Tuesday, 10 April 2018

Friday, March 23 2018 Taboga Island


This was taken from the TV screen in our cabin.

The island was discovered in the 16th century and was originally named Isla de San Pedro by the Spanish explorer, Vasco Nunez de Balboa.   Its current name derives from an Indian word aboga ("many fish"). The island's first settlers were Indian slaves from  Venezuela and Nicaragua.

Some hardy members of our travel group decided to hike to the top of the mountain/hill on Taboga Island. Needless to say, we were not in that group. The photos are courtesy of the staff. 


Joyce, from Bend, Oregon, centre, with Ralph and Jann, from Minden,  Nevada


Cerro de la Cruz: at about 1000 ft. this twenty foot cross remains stand- ing, it was originally placed by the Spanish in the 16th century, later rebuilt. The cross was said to have been first placed by a priest who was sent away from the mainland on a raft to starve and be killed by wild beasts. He came ashore on Taboga and built a cross in thanks to God for saving him, it was said he placed a lantern on the cross to guide others in their journeys. 


The view from the top
The rest of us enjoyed a walk through the town.
A pretty little plaza where we could leave our water shoes and PFDs.

I saw an interesting trail of leaf-cutter ants at the base of a large tree. All the bits of green leaves and red flowers are being hauled away to the nest. Fascinating! And I don't even like ants. We battle them every summer in our yard.


If you are interested in more information about leaf-cutter ants, I found two videos online. The first is an excellent little video showing a group of tourists watching the ants at work.


The second video has information about how the ants feed the leaves and flowers to a fungus in their nest, and use the 'juice' that the fungus produces to feed the colony. Don't watch it if you are squeamish about ants, but it's very good, and not too long.


Back to the people...
Our group  - staff photo
Our group leader, Simona, from Italy,
with Greg and Cecilia, from Winter  Park, Florida on the left,
 and Nancy and William, from Pagosa Springs, Colorado, on the right.
This is really beachfront property!
A pretty little house, with pop cans and bottles decorating the stone wall.
A lovely doorway
A warm welcome from the locals
Street art
                                     




Panama played a small but significant part in the life of Paul Gaugin. Gauguin lived in Isla Taboga.  Virtually penniless, he had left his wife and five children in Paris to try and make a name for himself as an artist. En route to Martinique, he stopped off at the Isthmus of Panama in 1887. While here he worked as forced labour on the early, disastrous, French attempt to build the Panama Canal. 
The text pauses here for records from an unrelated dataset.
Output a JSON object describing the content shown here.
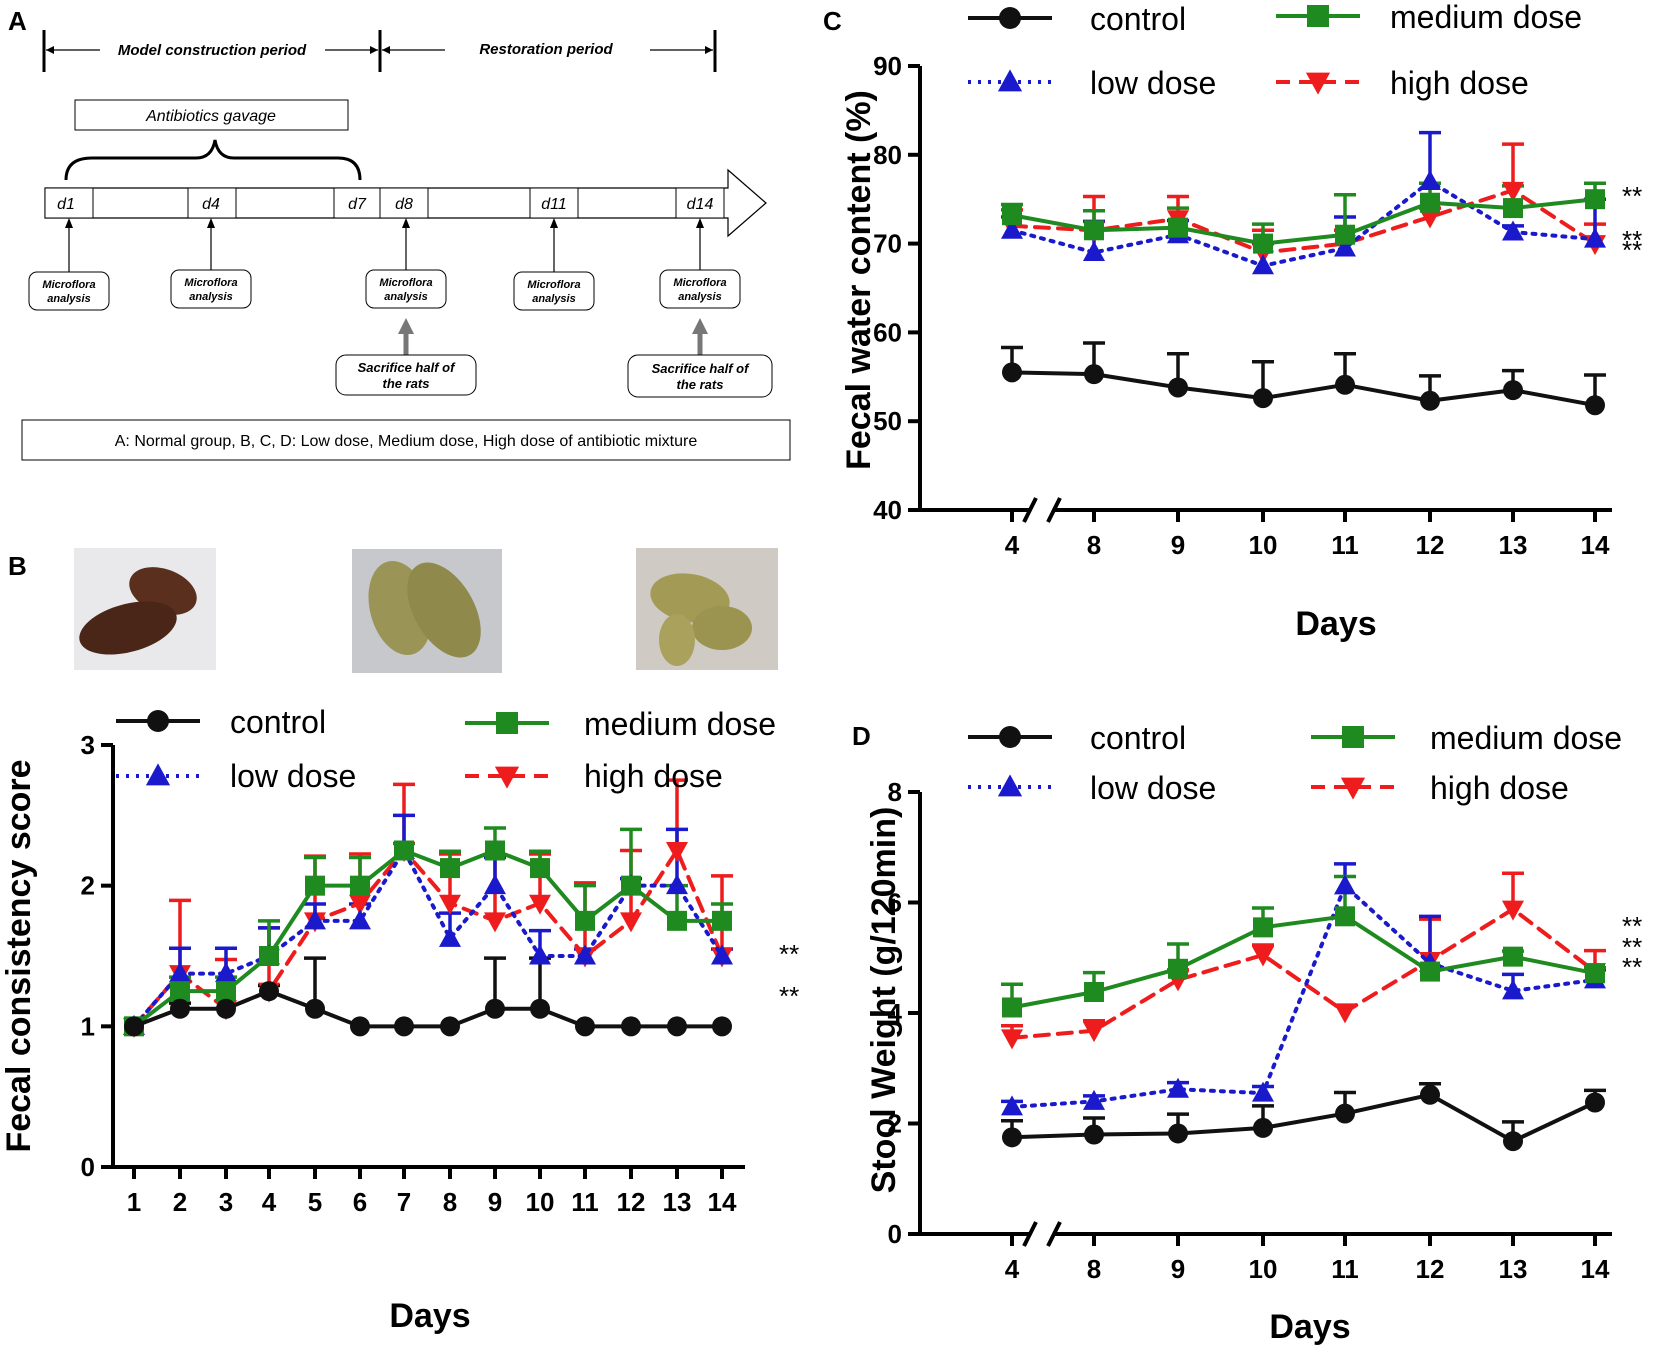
{
  "panel_letters": {
    "a": "A",
    "b": "B",
    "c": "C",
    "d": "D"
  },
  "timeline": {
    "period_model": "Model construction period",
    "period_restoration": "Restoration period",
    "gavage_label": "Antibiotics gavage",
    "days": [
      "d1",
      "d4",
      "d7",
      "d8",
      "d11",
      "d14"
    ],
    "microflora_line1": "Microflora",
    "microflora_line2": "analysis",
    "sacrifice_line1": "Sacrifice half of",
    "sacrifice_line2": "the rats",
    "groups_note": "A: Normal group,  B, C, D: Low dose, Medium dose, High dose of antibiotic mixture"
  },
  "photos": [
    {
      "description_name": "normal-feces-photo",
      "tone": "#5a2f1e"
    },
    {
      "description_name": "loose-feces-photo",
      "tone": "#9a9556"
    },
    {
      "description_name": "watery-feces-photo",
      "tone": "#a39a56"
    }
  ],
  "colors": {
    "control": "#111111",
    "low": "#1a1acc",
    "medium": "#1f8a1f",
    "high": "#ee1c1c"
  },
  "legend": {
    "control": "control",
    "low": "low dose",
    "medium": "medium dose",
    "high": "high dose"
  },
  "chart_data": [
    {
      "id": "B",
      "type": "line",
      "title": "",
      "xlabel": "Days",
      "ylabel": "Fecal consistency score",
      "categories": [
        "1",
        "2",
        "3",
        "4",
        "5",
        "6",
        "7",
        "8",
        "9",
        "10",
        "11",
        "12",
        "13",
        "14"
      ],
      "ylim": [
        0,
        3
      ],
      "yticks": [
        "0",
        "1",
        "2",
        "3"
      ],
      "series": [
        {
          "name": "control",
          "key": "control",
          "values": [
            1,
            1.125,
            1.125,
            1.25,
            1.125,
            1,
            1,
            1,
            1.125,
            1.125,
            1,
            1,
            1,
            1
          ],
          "err": [
            0,
            0.04,
            0,
            0.04,
            0.36,
            0,
            0,
            0,
            0.36,
            0.36,
            0,
            0,
            0,
            0
          ]
        },
        {
          "name": "low dose",
          "key": "low",
          "values": [
            1,
            1.375,
            1.375,
            1.5,
            1.75,
            1.75,
            2.25,
            1.625,
            2,
            1.5,
            1.5,
            2,
            2,
            1.5
          ],
          "err": [
            0,
            0.18,
            0.18,
            0.2,
            0.12,
            0.12,
            0.25,
            0.18,
            0.2,
            0.18,
            0.05,
            0.05,
            0.4,
            0.05
          ]
        },
        {
          "name": "medium dose",
          "key": "medium",
          "values": [
            1,
            1.25,
            1.25,
            1.5,
            2,
            2,
            2.25,
            2.125,
            2.25,
            2.125,
            1.75,
            2,
            1.75,
            1.75
          ],
          "err": [
            0,
            0.1,
            0.1,
            0.25,
            0.2,
            0.2,
            0.05,
            0.12,
            0.16,
            0.12,
            0.25,
            0.4,
            0.25,
            0.12
          ]
        },
        {
          "name": "high dose",
          "key": "high",
          "values": [
            1,
            1.375,
            1.125,
            1.25,
            1.75,
            1.875,
            2.25,
            1.875,
            1.75,
            1.875,
            1.5,
            1.75,
            2.25,
            1.5
          ],
          "err": [
            0,
            0.52,
            0.35,
            0.45,
            0.46,
            0.35,
            0.47,
            0.35,
            0.47,
            0.35,
            0.52,
            0.5,
            0.5,
            0.57
          ]
        }
      ],
      "significance": [
        {
          "series": "medium",
          "label": "**"
        },
        {
          "series": "high",
          "label": "**"
        }
      ]
    },
    {
      "id": "C",
      "type": "line",
      "title": "",
      "xlabel": "Days",
      "ylabel": "Fecal water content (%)",
      "categories": [
        "4",
        "8",
        "9",
        "10",
        "11",
        "12",
        "13",
        "14"
      ],
      "axis_break": "between 4 and 8",
      "ylim": [
        40,
        90
      ],
      "yticks": [
        "40",
        "50",
        "60",
        "70",
        "80",
        "90"
      ],
      "series": [
        {
          "name": "control",
          "key": "control",
          "values": [
            55.5,
            55.3,
            53.8,
            52.6,
            54.1,
            52.3,
            53.5,
            51.8
          ],
          "err": [
            2.8,
            3.5,
            3.8,
            4.1,
            3.5,
            2.8,
            2.2,
            3.4
          ]
        },
        {
          "name": "low dose",
          "key": "low",
          "values": [
            71.5,
            69,
            71,
            67.5,
            69.5,
            77,
            71.3,
            70.5
          ],
          "err": [
            1.5,
            3.5,
            1.6,
            2.5,
            3.5,
            5.5,
            0.7,
            4.5
          ]
        },
        {
          "name": "medium dose",
          "key": "medium",
          "values": [
            73.2,
            71.5,
            71.8,
            70,
            71,
            74.6,
            74,
            75
          ],
          "err": [
            1.2,
            2.2,
            2.2,
            2.2,
            4.5,
            2.2,
            2.5,
            1.8
          ]
        },
        {
          "name": "high dose",
          "key": "high",
          "values": [
            72,
            71.5,
            72.8,
            69,
            70,
            73,
            76,
            70
          ],
          "err": [
            1.8,
            3.8,
            2.5,
            2.5,
            1.5,
            1,
            5.2,
            2.2
          ]
        }
      ],
      "significance": [
        {
          "series": "medium",
          "label": "**"
        },
        {
          "series": "low",
          "label": "**"
        },
        {
          "series": "high",
          "label": "**"
        }
      ]
    },
    {
      "id": "D",
      "type": "line",
      "title": "",
      "xlabel": "Days",
      "ylabel": "Stool Weight (g/120min)",
      "categories": [
        "4",
        "8",
        "9",
        "10",
        "11",
        "12",
        "13",
        "14"
      ],
      "axis_break": "between 4 and 8",
      "ylim": [
        0,
        8
      ],
      "yticks": [
        "0",
        "2",
        "4",
        "6",
        "8"
      ],
      "series": [
        {
          "name": "control",
          "key": "control",
          "values": [
            1.75,
            1.8,
            1.82,
            1.92,
            2.18,
            2.52,
            1.68,
            2.38
          ],
          "err": [
            0.3,
            0.3,
            0.35,
            0.4,
            0.38,
            0.2,
            0.35,
            0.22
          ]
        },
        {
          "name": "low dose",
          "key": "low",
          "values": [
            2.3,
            2.4,
            2.62,
            2.55,
            6.3,
            4.9,
            4.4,
            4.6
          ],
          "err": [
            0.1,
            0.1,
            0.12,
            0.12,
            0.4,
            0.85,
            0.3,
            0.18
          ]
        },
        {
          "name": "medium dose",
          "key": "medium",
          "values": [
            4.1,
            4.38,
            4.8,
            5.55,
            5.75,
            4.75,
            5.02,
            4.72
          ],
          "err": [
            0.42,
            0.35,
            0.45,
            0.35,
            0.72,
            0.1,
            0.1,
            0.1
          ]
        },
        {
          "name": "high dose",
          "key": "high",
          "values": [
            3.55,
            3.68,
            4.6,
            5.05,
            4.02,
            4.95,
            5.88,
            4.75
          ],
          "err": [
            0.22,
            0.18,
            0.18,
            0.18,
            0.12,
            0.75,
            0.65,
            0.38
          ]
        }
      ],
      "significance": [
        {
          "series": "high",
          "label": "**"
        },
        {
          "series": "medium",
          "label": "**"
        },
        {
          "series": "low",
          "label": "**"
        }
      ]
    }
  ]
}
During his time in Panama he became extremely ill, and spent time in a Yellow fever and Malaria Sanatorium on Isla Taboga. Nothing remains to bear witness of his stay here apart from a vibrant plaque, donated in 1995 by the French Embassy of Panama.




This church is the Iglesia San Pedro, (St. Peter's Church), the second oldest church in the western hemisphere, built in 1524.


staff photo - I like the basketball hoop in the plaza.
Pat, in the green shirt, and Jerry, at far right, from Ohi0
Most of the church's statues were covered with purple fabric, as it was a week before Easter.

Curious to see what it might have looked like, I found this photo on TripAdvisor.  Stunning!
The stairway to the tower. It looked very tiny.
Detail of padlock below.


Beautiful tiles on the plaza outside the church.
There were a number of street icons, ranging in size from this one, at the end of the street, to the little egg-shaped version by the side of the road. 




There was even one in the bay. - staff photo
Of course the flowers throughout the town were lovely. 
Staff photo
Staff photo
The remainder are my photos. Such gorgeous colours!






After touring the town, we headed for the beach area.

 

Decoration on the porch of a home near the beach.
James and Joyce, from Bend, Oregon
A pretty hotel that has appears to have closed. 

Patient staff waiting for our return to the ship by skiff.

A resting place for sea gulls, with our ship in the background.
Andrew and his mother, Helen, were often our dining partners. We enjoyed their company.
Tim. went out of his way to make the cruise enjoyable, even getting us recipes!